С бессознательной жестокостью все присутствовавшие мужчины одновременно уставились на Иссерли, ожидая, что она скажет. Иссерли стояла молча, стиснув кулаки. Она вспомнила причину, по которой ей никогда не следовало сжимать кулаки: неискоренимая боль в тех местах, где прежде были удаленные шестые пальцы. А это, в свою очередь, напомнило ей и о других отличиях между ней и теми мужчинами, что полукругом стояли перед ней, отделенные только туловищами водселей. Она инстинктивно сгорбилась, словно пытаясь встать на четыре конечности, но затем сложила руки у себя на груди.
– Я бы хотела, чтобы вы следили за господином Вессом вплоть до самой отправки корабля, а то он попадет еще в какую-нибудь историю, – сказала она ледяным тоном, не адресуя свое распоряжение никому в частности. Затем, медленно и невозмутимо пройдя мимо них, вышла из коровника.
Мужчины некоторое время стояли в молчании.
– А вы ей нравитесь, – сказал наконец Инс Амлису Вессу. – Носом чую.
6
Час спустя, уже в сорока милях от фермы, на продутом ветрами шоссе А-9 Иссерли уставилась опухшими глазами на большое электронное дорожное табло с надписью «ПЕРЕУТОМЛЕНИЕ МОЖЕТ СТАТЬ ПРИЧИНОЙ ВАШЕЙ ГИБЕЛИ. ПЕРЕДОХНИТЕ». Это было так называемое «экспериментальное» табло – внизу сообщался номер телефона, по которому водители могут высказать свое мнение по поводу этого новшества.

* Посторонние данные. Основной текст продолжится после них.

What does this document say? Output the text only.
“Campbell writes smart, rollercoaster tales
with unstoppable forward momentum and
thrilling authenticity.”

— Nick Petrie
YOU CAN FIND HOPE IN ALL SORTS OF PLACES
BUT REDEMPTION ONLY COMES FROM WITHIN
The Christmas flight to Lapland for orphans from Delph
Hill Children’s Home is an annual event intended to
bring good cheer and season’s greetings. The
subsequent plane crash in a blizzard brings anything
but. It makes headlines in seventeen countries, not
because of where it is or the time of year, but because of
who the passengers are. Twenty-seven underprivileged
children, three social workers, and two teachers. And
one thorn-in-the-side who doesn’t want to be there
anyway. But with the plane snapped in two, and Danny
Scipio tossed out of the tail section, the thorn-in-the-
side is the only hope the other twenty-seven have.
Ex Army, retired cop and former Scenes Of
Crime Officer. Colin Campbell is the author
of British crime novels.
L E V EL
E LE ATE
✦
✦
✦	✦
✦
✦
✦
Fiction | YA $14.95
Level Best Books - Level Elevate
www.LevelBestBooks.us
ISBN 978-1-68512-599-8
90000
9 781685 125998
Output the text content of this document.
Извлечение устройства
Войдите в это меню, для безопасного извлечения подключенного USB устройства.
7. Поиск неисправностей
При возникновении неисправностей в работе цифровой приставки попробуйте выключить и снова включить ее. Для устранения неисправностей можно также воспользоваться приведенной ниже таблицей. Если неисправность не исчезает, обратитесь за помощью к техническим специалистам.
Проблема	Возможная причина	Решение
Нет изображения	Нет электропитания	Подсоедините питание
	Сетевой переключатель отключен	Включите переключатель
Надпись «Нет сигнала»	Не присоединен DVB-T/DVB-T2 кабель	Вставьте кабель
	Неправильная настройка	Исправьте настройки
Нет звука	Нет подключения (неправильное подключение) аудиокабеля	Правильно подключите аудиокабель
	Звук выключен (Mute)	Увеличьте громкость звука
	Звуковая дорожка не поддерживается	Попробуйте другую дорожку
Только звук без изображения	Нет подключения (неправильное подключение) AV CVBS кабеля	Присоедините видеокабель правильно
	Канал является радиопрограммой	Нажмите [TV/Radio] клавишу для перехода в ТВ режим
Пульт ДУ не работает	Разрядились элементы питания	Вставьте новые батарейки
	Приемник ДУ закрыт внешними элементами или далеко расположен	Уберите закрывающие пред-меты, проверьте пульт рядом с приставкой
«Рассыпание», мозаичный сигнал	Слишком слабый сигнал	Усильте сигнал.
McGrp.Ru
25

По пути в Инвернесс Иссерли проезжала под этим знаком сотни раз, всегда надеясь, что в один прекрасный день на нем появится какая-нибудь действительно полезная дорожная информация: сообщение о случившейся на шоссе аварии, или ждущей впереди пробке, или же об опасных погодных условиях на Кессокском мосту. Но ничего подобного так и не случалось. Только пустые призывы к соблюдению скоростных ограничений, к вежливости на дорогах и борьбе с переутомлением.
Но сегодня, увидев табло, она только грустно улыбнулась. Табло было совершенно право: она устала, и ей следовало отдохнуть. Странно, что об этом напоминала бездушная машина – но тем легче было подчиниться ее призыву. К сожалению, Иссерли не очень-то прислушивалась к советам, когда те исходили от других.